Here is a correct answer from someone who, as far as I can tell, is not on this site, but is welcome to credit if she wants it, and welcome to anonymity if she doesn't want an overwhelming number of help requests.
I've cleaned it up a little, added some formatting, and solved the second half.
In case this is a trick question, you don't have a function anymore.
For a given value of $x$, you will have two values of $y$, so $f(x)$ is not defined.
Anyway, let's pick the negative portion of $y = -\frac{1}{x}$ and rotate the asymptote for that.

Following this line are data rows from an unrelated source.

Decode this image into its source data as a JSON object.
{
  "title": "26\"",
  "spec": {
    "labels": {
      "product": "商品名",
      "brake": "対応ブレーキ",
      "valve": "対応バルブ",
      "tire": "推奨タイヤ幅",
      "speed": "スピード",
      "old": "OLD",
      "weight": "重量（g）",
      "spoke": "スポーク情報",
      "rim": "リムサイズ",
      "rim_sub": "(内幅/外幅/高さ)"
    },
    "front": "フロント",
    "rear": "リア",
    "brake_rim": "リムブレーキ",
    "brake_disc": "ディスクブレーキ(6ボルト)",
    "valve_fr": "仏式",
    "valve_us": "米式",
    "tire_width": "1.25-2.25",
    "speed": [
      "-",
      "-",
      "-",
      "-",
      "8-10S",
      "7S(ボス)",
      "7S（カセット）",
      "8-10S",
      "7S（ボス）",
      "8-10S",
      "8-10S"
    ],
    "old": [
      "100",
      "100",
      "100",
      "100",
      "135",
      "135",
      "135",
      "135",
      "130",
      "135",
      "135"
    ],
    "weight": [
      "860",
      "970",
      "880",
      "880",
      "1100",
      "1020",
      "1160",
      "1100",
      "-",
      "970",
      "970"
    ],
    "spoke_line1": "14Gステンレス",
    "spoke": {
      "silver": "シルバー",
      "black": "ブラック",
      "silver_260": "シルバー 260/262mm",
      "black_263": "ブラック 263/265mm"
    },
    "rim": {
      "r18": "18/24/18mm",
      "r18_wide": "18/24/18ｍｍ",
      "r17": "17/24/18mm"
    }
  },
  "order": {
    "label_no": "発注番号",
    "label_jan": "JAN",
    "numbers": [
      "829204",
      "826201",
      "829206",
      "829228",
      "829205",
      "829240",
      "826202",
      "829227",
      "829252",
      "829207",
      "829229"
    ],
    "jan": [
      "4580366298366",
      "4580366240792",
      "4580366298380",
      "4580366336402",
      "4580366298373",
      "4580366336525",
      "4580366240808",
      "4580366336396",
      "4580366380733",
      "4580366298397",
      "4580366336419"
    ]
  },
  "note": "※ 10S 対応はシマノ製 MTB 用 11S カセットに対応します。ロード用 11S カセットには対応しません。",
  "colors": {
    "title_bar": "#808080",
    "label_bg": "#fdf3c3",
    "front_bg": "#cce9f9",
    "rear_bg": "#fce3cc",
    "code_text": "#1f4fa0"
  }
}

Note that the function $-\frac{1}{x} + x$ looks like what we want but rotated by 45 degrees.
If I apply a rotation transformation to the $x$ and $y$ axes (ie rotate the coordinates by 45 degrees) we should get the correct function.
Let $x = x'cos(\theta) - y'sin(\theta)$
and $y = x'sin(\theta) + y'cos(\theta)$
where $x'$ and $y'$ are our new coordinates.
Plug that stuff into $y = -1/x + x$ and solve for $y'$.
If we assume $y'$ is positive (you can also assume $y'$ is negative if you want the other possible function), we get $y' = (\sqrt(x'^2 + 4) +x')/2$.
To check our solution, as $x \to -\infty, y = 0$. As $x \to +\infty, y = x$. Yay!
It's not meant to be a trick question, and this is an accurate solution.
$y' = (\sqrt(x'^2 + 4) \pm x')/2$.
Thanks to the math cat who answered it!